Nel lavoro sociale con i minori, come è possibile entrare in una comprensione fine delle situazioni singolari e problematiche? Alcuni talvolta sono tentati di sostenere slogan quali: «Tutto è educazione», mantenendo una responsabilità pedagogica ad oltranza, oppure «Tutto è psicoterapia», optando innanzi tutto per una categorizzazione diagnostica. Ma occorre davvero scegliere tra uno sguardo pedagogico e uno sguardo clinico-terapeutico? Philippe Meirieu, illustre pedagogista di fama internazionale, molto discusso in Francia a causa della sua ideologia «pedagogista» egualitaria, e ancora poco noto in Italia, prova a dare alcune risposte nel breve saggio Diagnosticare o educare: occorre scegliere?, un testo di riflessione sul ruolo della pedagogia e dell’educazione nella società attuale, tradotto da Alain Goussot, docente di Pedagogia speciale presso l’Università di Bologna, e pubblicato sulla rivista Educazione Democratica (Edizioni del Rosone, Foggia, 2012), consultabile gratuitamente in versione elettronica.
“Si rischia sempre di chiudere l’altro nel medesimo invece di accettare di aprirsi alla sua alterità. Sulla scia del nominare si sfiora sempre l’abuso della reificazione. Ma siamo forse condannati alla reificazione per organizzare le relazioni tra gli uomini? Si tratta forse di uno degli aspetti del tragico della nostra condizione umana? Certo è che la reificazione è una cosa terribile, la reificazione è categorizzazione, chiusura etimologica, classificazione dentro una «classe» – spiega il pedagogista, affrontando il tema delle insidie insite in ogni categorizzazione –. Pertanto non è incongruente chiedersi se si può fare esistere del sociale senza classificazione cioè senza una forma di reificazione. Senza dubbio siamo dolorosamente e ineluttabilmente condannati, in educazione come in medicina e in politica (i «tre mestieri impossibili» di Freud) alla reificazione: non possiamo «gestire» gli uomini senza metterli sotto un segno che ci permetta di raggrupparli.
Sembra impossibile agire, nella minima istituzione, o anche soltanto concepire un’azione con degli esseri umani, senza mobilitare delle classificazioni: uscire dal caos è inconcepibile senza una forma di suddivisione”.
“L’agglomerato indifferenziato degli umani si può combattere solo assegnando dei posti: categorie, gruppi e club, classi e tipologie, classi e gerarchie. Chi può pretendere di farne a meno? – continua Meirieu –. Chiunque s’immagini di potersi sbarazzarsi delle sue «impressioni» lottando contro i suoi pregiudizi s’illude sul proprio funzionamento mentale. Ma bisogna assolutamente rifiutare di trasformare in «identità» ciò che è solo un momento analizzato attraverso una griglia di lettura molto discutibile… La pedagogia per me significa sapere nominare senza reificare, identificare senza rinchiudere, precedere senza anticipare, regolare senza regolarizzare. La pedagogia sa che lavora all’interno di strutture imperfette di cui tuttavia non può fare a meno”.

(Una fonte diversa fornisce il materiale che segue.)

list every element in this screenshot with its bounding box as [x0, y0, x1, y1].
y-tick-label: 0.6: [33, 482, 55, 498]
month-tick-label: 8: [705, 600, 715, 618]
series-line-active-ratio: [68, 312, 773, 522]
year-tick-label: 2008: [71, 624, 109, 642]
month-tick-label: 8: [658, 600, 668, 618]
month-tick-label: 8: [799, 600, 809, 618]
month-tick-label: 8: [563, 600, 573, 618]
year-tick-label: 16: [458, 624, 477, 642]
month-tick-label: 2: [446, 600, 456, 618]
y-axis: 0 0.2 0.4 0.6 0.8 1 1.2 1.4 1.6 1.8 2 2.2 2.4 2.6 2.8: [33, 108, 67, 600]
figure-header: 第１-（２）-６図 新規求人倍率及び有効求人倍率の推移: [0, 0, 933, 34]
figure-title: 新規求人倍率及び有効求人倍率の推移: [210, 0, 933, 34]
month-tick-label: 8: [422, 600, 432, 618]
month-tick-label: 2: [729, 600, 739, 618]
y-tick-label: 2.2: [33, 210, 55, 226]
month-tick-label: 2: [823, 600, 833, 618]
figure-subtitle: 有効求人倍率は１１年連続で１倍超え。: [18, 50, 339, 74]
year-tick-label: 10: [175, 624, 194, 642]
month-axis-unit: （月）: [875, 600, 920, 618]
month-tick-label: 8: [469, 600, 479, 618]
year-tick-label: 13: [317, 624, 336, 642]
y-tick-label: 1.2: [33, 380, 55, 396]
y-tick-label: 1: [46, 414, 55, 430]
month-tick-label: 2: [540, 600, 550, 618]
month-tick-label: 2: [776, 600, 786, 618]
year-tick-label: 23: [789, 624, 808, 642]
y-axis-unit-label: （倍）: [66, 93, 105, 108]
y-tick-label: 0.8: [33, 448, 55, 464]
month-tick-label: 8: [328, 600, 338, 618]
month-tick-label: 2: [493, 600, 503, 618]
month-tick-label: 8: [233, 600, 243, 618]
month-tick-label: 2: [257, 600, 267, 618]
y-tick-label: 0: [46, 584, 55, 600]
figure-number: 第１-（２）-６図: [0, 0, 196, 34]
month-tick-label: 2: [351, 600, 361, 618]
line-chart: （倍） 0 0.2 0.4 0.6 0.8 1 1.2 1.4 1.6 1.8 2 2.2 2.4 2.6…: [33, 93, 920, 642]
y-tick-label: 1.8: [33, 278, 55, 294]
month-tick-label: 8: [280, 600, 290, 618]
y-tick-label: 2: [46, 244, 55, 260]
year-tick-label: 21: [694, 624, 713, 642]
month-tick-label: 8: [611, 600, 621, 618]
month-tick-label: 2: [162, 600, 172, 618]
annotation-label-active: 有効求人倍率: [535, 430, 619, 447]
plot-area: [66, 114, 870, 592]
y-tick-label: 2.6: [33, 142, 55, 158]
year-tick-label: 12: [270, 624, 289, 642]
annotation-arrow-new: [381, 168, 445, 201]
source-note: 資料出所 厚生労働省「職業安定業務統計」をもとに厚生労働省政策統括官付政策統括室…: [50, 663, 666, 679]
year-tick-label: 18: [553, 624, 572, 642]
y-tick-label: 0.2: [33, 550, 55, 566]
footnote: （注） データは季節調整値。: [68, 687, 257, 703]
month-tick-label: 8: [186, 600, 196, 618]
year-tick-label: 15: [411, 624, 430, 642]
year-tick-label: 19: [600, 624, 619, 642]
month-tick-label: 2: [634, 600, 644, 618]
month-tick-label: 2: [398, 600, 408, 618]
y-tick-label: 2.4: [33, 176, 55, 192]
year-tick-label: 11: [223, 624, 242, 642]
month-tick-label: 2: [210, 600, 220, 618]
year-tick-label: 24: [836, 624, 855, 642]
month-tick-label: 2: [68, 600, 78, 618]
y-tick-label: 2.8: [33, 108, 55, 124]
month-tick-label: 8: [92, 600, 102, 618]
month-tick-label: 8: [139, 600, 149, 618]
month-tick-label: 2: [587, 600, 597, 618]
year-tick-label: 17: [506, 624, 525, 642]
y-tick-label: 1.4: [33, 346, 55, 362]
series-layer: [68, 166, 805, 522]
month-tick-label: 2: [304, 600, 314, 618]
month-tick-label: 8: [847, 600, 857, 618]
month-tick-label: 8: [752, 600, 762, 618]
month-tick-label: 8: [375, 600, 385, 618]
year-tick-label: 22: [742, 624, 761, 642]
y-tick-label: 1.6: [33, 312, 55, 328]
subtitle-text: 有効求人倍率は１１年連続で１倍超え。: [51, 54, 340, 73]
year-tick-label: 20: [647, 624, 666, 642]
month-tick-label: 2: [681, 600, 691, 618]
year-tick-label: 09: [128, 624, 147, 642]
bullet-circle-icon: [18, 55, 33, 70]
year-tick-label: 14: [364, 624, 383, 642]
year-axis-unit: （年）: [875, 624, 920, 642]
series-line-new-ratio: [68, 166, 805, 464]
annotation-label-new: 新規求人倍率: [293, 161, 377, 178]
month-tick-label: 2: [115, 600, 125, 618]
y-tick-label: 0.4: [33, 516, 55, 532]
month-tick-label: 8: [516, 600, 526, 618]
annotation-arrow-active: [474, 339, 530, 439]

La riflessione di Philippe Meirieu, ruota attorno alla domanda quasi inconfessabile: “Ma cosa facciamo degli alunni che non vogliono imparare?”, rivendicando l’importanza del “momento educativo” proprio quando si percepisce la resistenza dell’educando di fronte a progetti, obiettivi e volontà dell’educatore. In ultima analisi, in questo saggio e in altre pubblicazioni più recenti, come Pedagogia. Il dovere di resistere (Edizioni del Rosone, 2013), Philippe Meirieu sottolinea la specificità dello sguardo pedagogico, uno sguardo non giudicante, ma valorizzante e orientato a scoprire le potenzialità della persona come soggetto del proprio percorso di crescita e sviluppo.